CSIRO has defended its use of global management consultants to guide a program “streamlining” organisational processes and systems around a new strategy, with the agency saying there is no “intent” to use the program to reduce staff numbers.
It follows concerns from the CSIRO staff union that the program would lead to forced redundancies or job cuts, after an email from boss Larry Marshall flagged changes for a “more sustainable” agency last year.
At a Senate Estimates hearing on Thursday, Dr Marshall and colleagues confirmed the agency is well below its staffing cap and is experiencing challenges in recruiting, while a spokesperson told InnovationAus there is no intention to reduce headcount through a recent review partly outsourced to consulting giant McKinsey.
CSIRO last year gave US consulting giant McKinsey $1.2million for assistance with a program of work “to review, simplify and streamline organisational processes and systems” against the agency’s strategy.
The contract triggered concern from the CSIRO Staff Association about job losses stemming from the review, which the union was not consulted on.
The CSIRO Staff Association last week called for a guarantee the review of organisational processes and systems would not lead to any forced redundancies or job cuts.
“CSIRO employees have raised their concerns with the Staff Association given the ongoing restructures and redundancies that have affected CSIRO workers during a very difficult 2020 and 2021,” CSIRO Staff Association secretary Susan Tonks said.
A CSIRO spokesperson told InnovationAus that McKinsey had been engaged for “initial input” on the CSIRO-led program because of the consultancy’s experience, but the program was not an organisational review nor was it looking at job cuts.
“McKinsey is not undertaking an organisational review,” the spokesperson said.
“The intent of this program is not to reduce our workforce, but to make our systems and processes easier to use, enhance agility and enable greater collaboration.”
The spokesperson said the McKinsey work was separate from CSIRO’s Annual Performance and Investment Review process, which is used to inform the agency’s strategic investments, most recently in December.

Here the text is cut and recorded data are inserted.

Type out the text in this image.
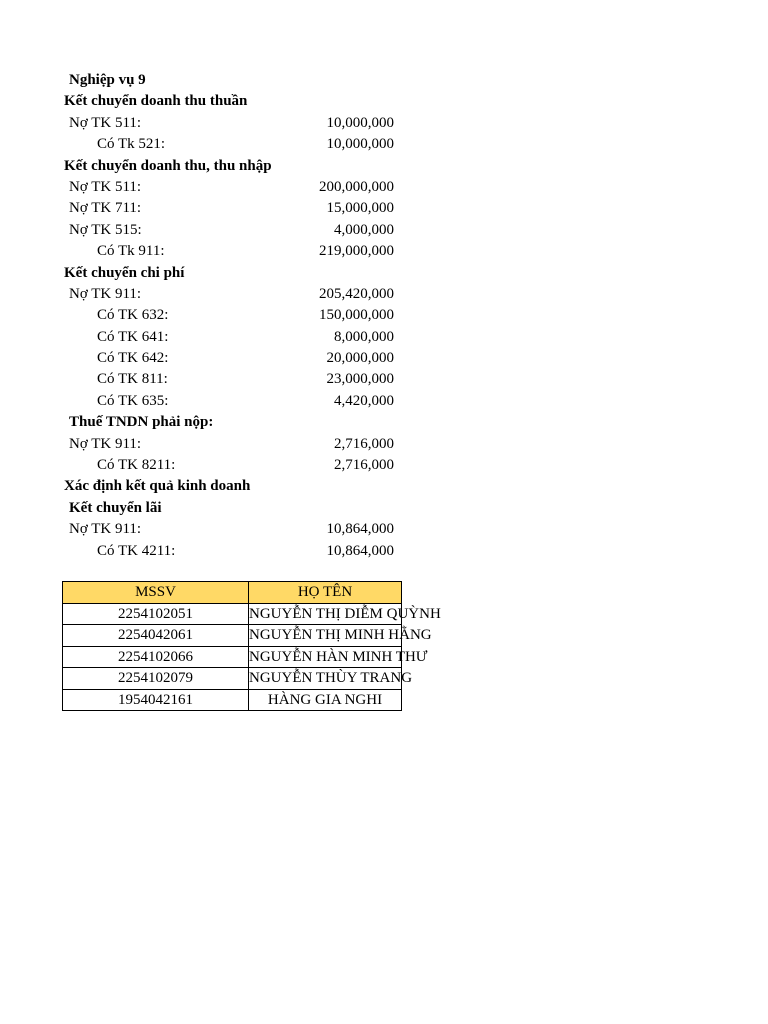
Nghiệp vụ 9
Kết chuyển doanh thu thuần
Nợ TK 511:	10,000,000
Có Tk 521:	10,000,000
Kết chuyển doanh thu, thu nhập
Nợ TK 511:	200,000,000
Nợ TK 711:	15,000,000
Nợ TK 515:	4,000,000
Có Tk 911:	219,000,000
Kết chuyển chi phí
Nợ TK 911:	205,420,000
Có TK 632:	150,000,000
Có TK 641:	8,000,000
Có TK 642:	20,000,000
Có TK 811:	23,000,000
Có TK 635:	4,420,000
Thuế TNDN phải nộp:
Nợ TK 911:	2,716,000
Có TK 8211:	2,716,000
Xác định kết quả kinh doanh
Kết chuyển lãi
Nợ TK 911:	10,864,000
Có TK 4211:	10,864,000
MSSV	HỌ TÊN
2254102051	NGUYỄN THỊ DIỄM QUỲNH

2254042061	NGUYỄN THỊ MINH HẰNG

2254102066	NGUYỄN HÀN MINH THƯ

2254102079	NGUYỄN THÙY TRANG

1954042161	HÀNG GIA NGHI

“Last December a number of large collaborative programs were endorsed for funding as part of our 21-22 review process, including new Future Science Platforms, digitisation of our National Collections, support for our Space Program and investment in research to support new diagnostic technologies,” the spokesperson said.
“CSIRO continuously reviews our capabilities as part of our workforce planning, to ensure alignment with our strategy and science priorities.”
At Senate Estimates on Thursday the CSIRO officials said the agency had increased its full time equivalent headcount by around 80 in the second half of last year but it is still nearly 400 staff below its current Average Staffing Level cap of 5414.
Dr Marshall said CSIRO doesn’t necessarily aim to fill its staffing cap but adapts resources to current challenges.
“We tend to shape the organisation with the skills that we need to suit whatever challenges we think Australia is going to face, and get the scientific expertise that we need,” he said.
CSIRO’s current focus on artificial intelligence, advanced manufacturing and quantum technologies mean this can be challenging in a competitive job market and is not helped by the pandemic.
“Of course, recruiting has been incredibly difficult during COVID. We’re probably a little bit behind where we would otherwise be,” Dr Marshall said.
“But we don’t we don’t try to get to the max of our ASL cap. We try to choose the talent that we ned or the problems that need to be solved.”